院子裏幾個工人,尤其是在一旁用煤爐子燒熱水的劉愛月,見到這一幕,氣的把手裏的燒火鉗猛地砸在地上。
可眼睛光顧著瞅薑雪,完全沒有注意到自己的腳指頭。
瞬間腳指頭被砸開一個大口子,痛得抱著腳坐在大門口,麵目猙獰的咒罵著薑雪。
各種騷婊子,**一句接一句的罵。
王嬸子還有另外幾個嬸子被紀辰安排在西屋,尤其是王嬸子越聽是越聽不下去。
“你怎麽這麽說你兒媳婦呢?我看那個謝小甜才不是個什麽好東西。”
劉愛月瞬間不樂意了,“小甜屁股大,能給我生大孫子,她薑雪能嗎?成天浪來浪去,也沒見肚子裏有個什麽動靜。”

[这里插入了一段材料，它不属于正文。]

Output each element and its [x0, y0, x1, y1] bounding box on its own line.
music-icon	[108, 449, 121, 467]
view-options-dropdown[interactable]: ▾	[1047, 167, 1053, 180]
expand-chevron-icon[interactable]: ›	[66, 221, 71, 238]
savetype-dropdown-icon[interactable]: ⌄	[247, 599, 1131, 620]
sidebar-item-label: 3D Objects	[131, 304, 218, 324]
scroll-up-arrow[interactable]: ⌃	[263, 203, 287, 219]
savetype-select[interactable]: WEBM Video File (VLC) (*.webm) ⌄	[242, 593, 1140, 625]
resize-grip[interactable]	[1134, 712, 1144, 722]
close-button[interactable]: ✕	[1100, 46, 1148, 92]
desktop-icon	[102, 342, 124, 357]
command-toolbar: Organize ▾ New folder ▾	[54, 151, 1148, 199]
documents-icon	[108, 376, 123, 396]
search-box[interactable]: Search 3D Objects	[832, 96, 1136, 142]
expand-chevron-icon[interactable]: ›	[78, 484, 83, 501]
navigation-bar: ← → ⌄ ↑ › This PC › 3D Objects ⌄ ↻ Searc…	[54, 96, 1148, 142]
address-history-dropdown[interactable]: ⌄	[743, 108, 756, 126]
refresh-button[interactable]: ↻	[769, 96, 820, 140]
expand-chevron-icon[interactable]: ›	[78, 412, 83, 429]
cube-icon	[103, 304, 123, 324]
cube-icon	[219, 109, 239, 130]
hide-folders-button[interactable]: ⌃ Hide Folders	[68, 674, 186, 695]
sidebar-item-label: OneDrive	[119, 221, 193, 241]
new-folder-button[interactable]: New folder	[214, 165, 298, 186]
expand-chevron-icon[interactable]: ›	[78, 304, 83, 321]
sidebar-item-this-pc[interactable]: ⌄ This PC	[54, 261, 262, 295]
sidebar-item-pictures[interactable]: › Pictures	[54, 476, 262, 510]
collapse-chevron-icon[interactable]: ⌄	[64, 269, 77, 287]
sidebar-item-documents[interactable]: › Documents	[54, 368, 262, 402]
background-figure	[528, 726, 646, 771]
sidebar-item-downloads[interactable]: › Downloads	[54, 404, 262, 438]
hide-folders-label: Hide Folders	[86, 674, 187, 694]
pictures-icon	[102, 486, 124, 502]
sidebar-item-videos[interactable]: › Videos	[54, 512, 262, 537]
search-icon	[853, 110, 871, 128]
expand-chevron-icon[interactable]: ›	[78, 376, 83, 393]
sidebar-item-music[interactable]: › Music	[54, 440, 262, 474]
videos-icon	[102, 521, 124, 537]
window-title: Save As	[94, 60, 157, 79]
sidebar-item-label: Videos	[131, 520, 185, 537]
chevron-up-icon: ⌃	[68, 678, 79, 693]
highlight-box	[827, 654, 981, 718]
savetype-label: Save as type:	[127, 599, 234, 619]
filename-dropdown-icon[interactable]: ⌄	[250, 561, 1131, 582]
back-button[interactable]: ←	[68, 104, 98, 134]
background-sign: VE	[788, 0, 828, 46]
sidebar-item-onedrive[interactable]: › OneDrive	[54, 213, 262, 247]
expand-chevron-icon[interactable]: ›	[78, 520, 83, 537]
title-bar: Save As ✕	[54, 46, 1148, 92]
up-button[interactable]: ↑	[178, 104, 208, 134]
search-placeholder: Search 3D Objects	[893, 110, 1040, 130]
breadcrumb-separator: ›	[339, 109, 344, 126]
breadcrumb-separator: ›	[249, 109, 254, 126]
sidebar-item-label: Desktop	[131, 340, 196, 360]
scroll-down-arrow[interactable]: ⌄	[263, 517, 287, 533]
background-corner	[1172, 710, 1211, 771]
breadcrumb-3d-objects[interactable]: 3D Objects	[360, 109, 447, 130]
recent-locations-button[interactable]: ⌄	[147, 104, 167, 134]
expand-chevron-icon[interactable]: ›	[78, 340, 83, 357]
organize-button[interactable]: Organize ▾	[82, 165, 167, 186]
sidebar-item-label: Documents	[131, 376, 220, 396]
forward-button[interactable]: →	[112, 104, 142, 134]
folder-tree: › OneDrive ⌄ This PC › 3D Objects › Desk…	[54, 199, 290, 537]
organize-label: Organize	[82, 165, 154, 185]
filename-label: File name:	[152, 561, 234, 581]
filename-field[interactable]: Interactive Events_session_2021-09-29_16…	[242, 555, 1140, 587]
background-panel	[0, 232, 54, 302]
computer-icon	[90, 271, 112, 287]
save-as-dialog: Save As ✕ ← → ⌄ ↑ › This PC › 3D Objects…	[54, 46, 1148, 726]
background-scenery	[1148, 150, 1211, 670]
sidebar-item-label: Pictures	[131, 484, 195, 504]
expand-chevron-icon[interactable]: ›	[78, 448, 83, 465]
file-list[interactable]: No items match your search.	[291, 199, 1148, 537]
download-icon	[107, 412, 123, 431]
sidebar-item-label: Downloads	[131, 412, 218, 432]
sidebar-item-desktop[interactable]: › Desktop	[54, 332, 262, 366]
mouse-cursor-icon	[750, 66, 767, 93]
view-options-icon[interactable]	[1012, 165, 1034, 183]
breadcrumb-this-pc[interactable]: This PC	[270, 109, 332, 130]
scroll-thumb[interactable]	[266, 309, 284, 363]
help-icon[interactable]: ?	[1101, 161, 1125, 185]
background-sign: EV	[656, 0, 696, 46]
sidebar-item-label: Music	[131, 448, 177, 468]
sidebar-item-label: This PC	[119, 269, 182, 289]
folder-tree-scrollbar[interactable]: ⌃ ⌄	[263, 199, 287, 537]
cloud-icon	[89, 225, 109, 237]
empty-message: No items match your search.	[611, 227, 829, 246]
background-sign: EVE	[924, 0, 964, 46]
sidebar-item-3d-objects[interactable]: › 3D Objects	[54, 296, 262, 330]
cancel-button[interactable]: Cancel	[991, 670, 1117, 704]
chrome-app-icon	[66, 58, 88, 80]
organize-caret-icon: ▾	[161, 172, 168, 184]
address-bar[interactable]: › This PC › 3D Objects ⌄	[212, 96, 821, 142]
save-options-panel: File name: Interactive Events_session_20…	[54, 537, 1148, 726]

“薑雪也就是結婚後不懷孕,現在不好吃懶做,改了習性,你看兩個人關係現在不是挺好的嘛。”
王嬸子說完,趙姨連忙出主意附和道:“你幹嘛不讓他們兩個去大醫院查查身體,兩個人不是經常去市裏嗎,也就是順便的事情。”
這句話簡直就是說到劉愛月的心坎裏,她現在什麽想法都沒有,隻想抱上大孫子,村裏跟她差不多年歲的人,孫子都已經上了小學了。
東屋裏除了傳來陣陣縫紉機的響聲,還有院子裏的哄笑聲。
紀辰見孫澤安杵在那半天不走,沒好氣道:“她現在有這麽多鄉裏鄉親幫著照顧,你怎麽還不走?”

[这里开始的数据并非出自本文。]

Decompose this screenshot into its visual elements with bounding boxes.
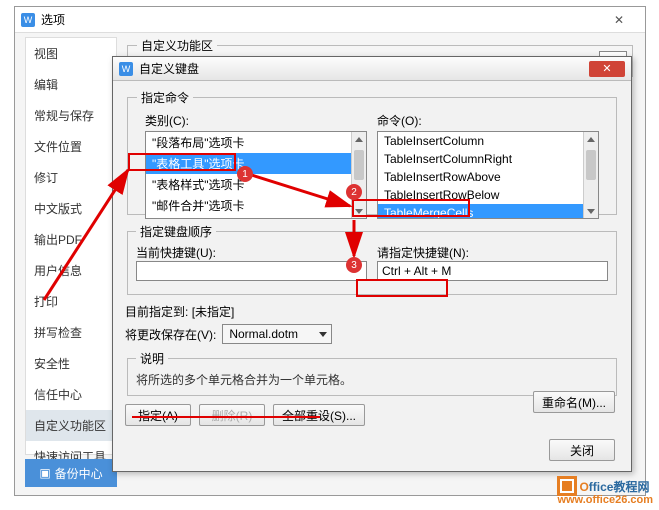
sidebar-item-view[interactable]: 视图 bbox=[26, 38, 116, 69]
scroll-up-icon[interactable] bbox=[352, 132, 366, 146]
app-icon: W bbox=[119, 62, 133, 76]
options-titlebar: W 选项 ✕ bbox=[15, 7, 645, 33]
categories-listbox[interactable]: "段落布局"选项卡 "表格工具"选项卡 "表格样式"选项卡 "邮件合并"选项卡 … bbox=[145, 131, 367, 219]
sidebar-item-trust[interactable]: 信任中心 bbox=[26, 379, 116, 410]
list-item[interactable]: TableMergeCells bbox=[378, 204, 598, 219]
save-changes-label: 将更改保存在(V): bbox=[125, 326, 216, 343]
sidebar-item-filelocation[interactable]: 文件位置 bbox=[26, 131, 116, 162]
sidebar-item-pdf[interactable]: 输出PDF bbox=[26, 224, 116, 255]
categories-column: 类别(C): "段落布局"选项卡 "表格工具"选项卡 "表格样式"选项卡 "邮件… bbox=[145, 112, 367, 219]
new-shortcut-label: 请指定快捷键(N): bbox=[377, 246, 469, 260]
description-legend: 说明 bbox=[136, 350, 168, 367]
close-icon[interactable]: ✕ bbox=[589, 61, 625, 77]
assigned-prefix: 目前指定到: bbox=[125, 305, 188, 319]
sidebar-item-userinfo[interactable]: 用户信息 bbox=[26, 255, 116, 286]
scrollbar[interactable] bbox=[351, 132, 366, 218]
sidebar-item-print[interactable]: 打印 bbox=[26, 286, 116, 317]
list-item[interactable]: "表格工具"选项卡 bbox=[146, 153, 366, 174]
list-item[interactable]: "邮件合并"选项卡 bbox=[146, 195, 366, 216]
backup-button[interactable]: ▣ 备份中心 bbox=[25, 459, 117, 487]
commands-label: 命令(O): bbox=[377, 112, 599, 129]
sidebar-item-security[interactable]: 安全性 bbox=[26, 348, 116, 379]
list-item[interactable]: TableInsertRowAbove bbox=[378, 168, 598, 186]
list-item[interactable]: TableInsertColumn bbox=[378, 132, 598, 150]
sidebar-item-edit[interactable]: 编辑 bbox=[26, 69, 116, 100]
assign-button[interactable]: 指定(A) bbox=[125, 404, 191, 426]
reset-all-button[interactable]: 全部重设(S)... bbox=[273, 404, 365, 426]
scroll-down-icon[interactable] bbox=[352, 204, 366, 218]
description-text: 将所选的多个单元格合并为一个单元格。 bbox=[136, 371, 608, 388]
sidebar-item-customribbon[interactable]: 自定义功能区 bbox=[26, 410, 116, 441]
options-title: 选项 bbox=[41, 11, 599, 28]
specify-command-fieldset: 指定命令 类别(C): "段落布局"选项卡 "表格工具"选项卡 "表格样式"选项… bbox=[127, 89, 617, 215]
scroll-thumb[interactable] bbox=[354, 150, 364, 180]
rename-button[interactable]: 重命名(M)... bbox=[533, 391, 615, 413]
list-item[interactable]: TableInsertColumnRight bbox=[378, 150, 598, 168]
scrollbar[interactable] bbox=[583, 132, 598, 218]
scroll-up-icon[interactable] bbox=[584, 132, 598, 146]
list-item[interactable]: "段落布局"选项卡 bbox=[146, 132, 366, 153]
sidebar-item-spell[interactable]: 拼写检查 bbox=[26, 317, 116, 348]
currently-assigned-line: 目前指定到: [未指定] bbox=[125, 303, 619, 320]
options-sidebar: 视图 编辑 常规与保存 文件位置 修订 中文版式 输出PDF 用户信息 打印 拼… bbox=[25, 37, 117, 455]
scroll-down-icon[interactable] bbox=[584, 204, 598, 218]
assigned-value: [未指定] bbox=[192, 305, 235, 319]
sidebar-item-revision[interactable]: 修订 bbox=[26, 162, 116, 193]
customize-keyboard-body: 指定命令 类别(C): "段落布局"选项卡 "表格工具"选项卡 "表格样式"选项… bbox=[113, 81, 631, 471]
specify-command-legend: 指定命令 bbox=[137, 89, 193, 106]
save-changes-line: 将更改保存在(V): Normal.dotm bbox=[125, 324, 619, 344]
remove-button[interactable]: 删除(R) bbox=[199, 404, 265, 426]
current-shortcut-input[interactable] bbox=[136, 261, 367, 281]
description-fieldset: 说明 将所选的多个单元格合并为一个单元格。 bbox=[127, 350, 617, 396]
close-button[interactable]: 关闭 bbox=[549, 439, 615, 461]
scroll-thumb[interactable] bbox=[586, 150, 596, 180]
app-icon: W bbox=[21, 13, 35, 27]
save-changes-combo[interactable]: Normal.dotm bbox=[222, 324, 332, 344]
commands-listbox[interactable]: TableInsertColumn TableInsertColumnRight… bbox=[377, 131, 599, 219]
list-item[interactable]: TableInsertRowBelow bbox=[378, 186, 598, 204]
new-shortcut-input[interactable]: Ctrl + Alt + M bbox=[377, 261, 608, 281]
specify-sequence-fieldset: 指定键盘顺序 当前快捷键(U): 请指定快捷键(N): Ctrl + Alt +… bbox=[127, 223, 617, 295]
customize-ribbon-legend: 自定义功能区 bbox=[137, 37, 217, 54]
sidebar-item-chinese[interactable]: 中文版式 bbox=[26, 193, 116, 224]
backup-icon: ▣ bbox=[39, 466, 50, 480]
customize-keyboard-title: 自定义键盘 bbox=[139, 60, 589, 77]
list-item[interactable]: "大纲"选项卡 bbox=[146, 216, 366, 219]
customize-keyboard-dialog: W 自定义键盘 ✕ 指定命令 类别(C): "段落布局"选项卡 "表格工具"选项… bbox=[112, 56, 632, 472]
commands-column: 命令(O): TableInsertColumn TableInsertColu… bbox=[377, 112, 599, 219]
list-item[interactable]: "表格样式"选项卡 bbox=[146, 174, 366, 195]
sidebar-item-general[interactable]: 常规与保存 bbox=[26, 100, 116, 131]
specify-sequence-legend: 指定键盘顺序 bbox=[136, 223, 216, 240]
close-icon[interactable]: ✕ bbox=[599, 13, 639, 27]
categories-label: 类别(C): bbox=[145, 112, 367, 129]
backup-label: 备份中心 bbox=[55, 465, 103, 482]
current-shortcut-label: 当前快捷键(U): bbox=[136, 246, 216, 260]
customize-keyboard-titlebar: W 自定义键盘 ✕ bbox=[113, 57, 631, 81]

孫澤安不慌不忙的打開方便袋,將紗布平整的放在桌上,他按照一生的囑咐,一層藥泥一層藥粉仔細的塗到均勻。
坐在八仙凳的薑雪一心想將孫澤安,挖藥泥的木棒給拿過來。
孫澤安見狀,慢津津的淺笑,“你不用學,明天我再來幫你敷。”
“咳咳......”聽到這句話的紀辰,被自個口水嗆到,氣的在原轉圈圈。